You can use the tape as prevention for blisters on the areas of the feet that receive the most pressure – the ball, the heel, the bottom of the big toe. But really, as everyone’s feet are different, you can put tape on any parts of your feet that you know are susceptible to rubbing against the inside of your boots.
4. CLIP YOUR TOENAILS
This is a simple one – keep your toenails short! If they’re too long they’ll rub against the front of your boots and this will cause damage and pain to your toes. It’s amazing how quickly your toenails can grow as well – so if your trip is a week or more long, it’s worth packing some nail clippers so you can keep them trimmed throughout your walk. Experts recommend cutting straight across the top of the nail rather than a rounded shape, as this stops the corners of the nails digging into your toes, and reduces the risk of ingrowing toenails. Filing your toenails also helps to ensure you don’t have any rough or sharp edges that can do damage to your toes.
It’s a really good idea to keep your feet moisturised to stop skin drying out ,which in turn causes friction and makes blisters more likely. You can use a standard skin moisturiser or specialist foot cream – rub it all over your feet, and especially in between your toes before you go to bed each night, and again before putting your socks and boots on in the morning. Some people like to use petroleum-based products such as Vaseline if their skin is particularly dry, but many experts say that this traps in moisturiser and makes you more prone to developing athlete’s foot.
There are also some really good foot balms on the market that you can use after a day’s walking, that use natural ingredients to soothe your feet and can even help to strengthen the skin, which protects against blisters.

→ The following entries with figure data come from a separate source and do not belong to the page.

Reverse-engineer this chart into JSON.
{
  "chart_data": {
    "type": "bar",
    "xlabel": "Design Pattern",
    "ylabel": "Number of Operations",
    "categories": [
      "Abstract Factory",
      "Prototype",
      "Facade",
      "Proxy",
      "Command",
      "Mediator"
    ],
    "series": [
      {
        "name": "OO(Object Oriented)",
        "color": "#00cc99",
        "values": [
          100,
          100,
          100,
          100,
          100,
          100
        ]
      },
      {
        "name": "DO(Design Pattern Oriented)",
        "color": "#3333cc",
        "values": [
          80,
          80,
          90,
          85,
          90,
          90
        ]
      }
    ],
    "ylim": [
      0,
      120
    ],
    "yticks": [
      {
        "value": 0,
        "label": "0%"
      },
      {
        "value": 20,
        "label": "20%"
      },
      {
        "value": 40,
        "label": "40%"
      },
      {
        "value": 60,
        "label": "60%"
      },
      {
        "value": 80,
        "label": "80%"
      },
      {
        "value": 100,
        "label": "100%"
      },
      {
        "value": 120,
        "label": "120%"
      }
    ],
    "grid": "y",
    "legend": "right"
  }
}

6. TREAT BLISTERS BEFORE THEY GET TOO BAD
This cannot be stressed to much. People often start to feel pain when out walking, but decide to carry on until the end of the day – sometimes because they don’t want to feel like they’re holding up their fellow walkers. But blisters can develop very quickly, and a few minutes treating the early signs of a blister, or ‘hot-spot’ can save a hug amount of time, and pain, in the long run.
If you feel a hot-spot start to develop, take off your boots and socks and try and dry your feet as much as you can. Apply some foot cream and blister tape to the affected area. If you’re carrying a spare pair of clean, dry socks in your bag, now is the time to use them – if not, try and dry your socks out as much as possible in the time you have available before you put them back on. We can’t guarantee that this will stop a full-blown blister developing, but it’ll give you the best chance of getting through to the point when you can give your feet a proper clean and rest.
7. REST YOUR FEET WHEN YOU CAN
We’re guessing that most walkers won’t need too much persuasion with this one after a long day’s walking! But it’s worth mentioning because of its importance. If you’re walking somewhere dry and warm, take your boots and socks off when you stop for lunch or a break – even just a few minutes in the fresh air will be enough to dry away any moisture. Try to wash, dry and moisturise your feet as soon as you can after you’ve finished your day’s walking. If you’re heading back out, hopefully to a nice pub for some dinner and a well-earned drink, put clean socks on and some fresh shoes if you’ve packed them (and if you’re using Sherpa Expeditions’ luggage transfer, why wouldn’t you?!). But as soon as you’re back in your hotel room or tent, let those feet breathe and repair themselves ready for the next day.
Follow these tips and you’ll be giving yourself the best possible chance of keeping your feet happy. And happy feet make happy walkers!